Rotational mixing increases effective temperature and shifts evolutionary tracks to the blue.

Rotating models show higher large frequency separations at the same evolutionary stage.

Magnetic fields reduce the efficiency of rotational mixing in solar-type stars.

Abstract

The influence of rotational mixing on the evolution and asteroseismic properties of solar-type stars is studied. Rotational mixing changes the global properties of a solar-type star with a significant increase of the effective temperature resulting in a shift of the evolutionary track to the blue part of the HR diagram. These differences are related to changes of the chemical composition, because rotational mixing counteracts the effects of atomic diffusion leading to larger helium surface abundances for rotating models than for non-rotating ones. Higher values of the large frequency separation are then found for rotating models than for non-rotating ones at the same evolutionary stage, because the increase of the effective temperature leads to a smaller radius and hence to an increase of the stellar mean density.
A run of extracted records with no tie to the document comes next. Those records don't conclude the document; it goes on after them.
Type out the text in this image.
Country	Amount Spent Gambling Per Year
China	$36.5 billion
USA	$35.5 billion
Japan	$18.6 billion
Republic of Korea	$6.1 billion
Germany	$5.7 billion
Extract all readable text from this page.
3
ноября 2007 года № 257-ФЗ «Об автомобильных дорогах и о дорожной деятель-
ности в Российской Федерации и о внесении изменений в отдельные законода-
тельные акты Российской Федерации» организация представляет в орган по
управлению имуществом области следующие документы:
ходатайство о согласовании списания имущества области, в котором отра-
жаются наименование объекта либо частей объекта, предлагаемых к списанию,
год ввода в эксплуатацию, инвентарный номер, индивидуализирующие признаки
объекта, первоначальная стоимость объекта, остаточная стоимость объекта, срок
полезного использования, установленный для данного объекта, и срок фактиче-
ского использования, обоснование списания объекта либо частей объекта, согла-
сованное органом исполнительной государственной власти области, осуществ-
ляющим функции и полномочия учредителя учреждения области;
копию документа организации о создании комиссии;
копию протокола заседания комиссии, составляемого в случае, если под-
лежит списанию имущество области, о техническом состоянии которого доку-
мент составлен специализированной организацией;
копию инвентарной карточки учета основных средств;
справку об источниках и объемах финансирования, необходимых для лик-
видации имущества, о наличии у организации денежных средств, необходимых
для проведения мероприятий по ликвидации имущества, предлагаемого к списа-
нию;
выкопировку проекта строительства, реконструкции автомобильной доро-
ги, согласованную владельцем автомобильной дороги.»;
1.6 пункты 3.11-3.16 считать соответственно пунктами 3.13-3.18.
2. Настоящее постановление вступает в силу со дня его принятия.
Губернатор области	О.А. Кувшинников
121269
Rotational mixing also has a considerable impact on the structure and chemical composition of the central stellar layers by bringing fresh hydrogen fuel to the core, thereby enhancing the main-sequence lifetime. The increase of the central hydrogen abundance together with the change of the chemical profiles in the central layers result in a significant increase of the values of the small frequency separations and of the ratio of the small to large separations for models including shellular rotation. This increase is clearly seen for models with the same age sharing the same initial parameters except for the inclusion of rotation as well as for models with the same global stellar parameters and in particular the same location in the HR diagram. By computing rotating models of solar-type stars including the effects of a dynamo that possibly occurs in the radiative zone, we find that the efficiency of rotational mixing is strongly reduced when the effects of magnetic fields are taken into account, in contrast to what happens in massive stars.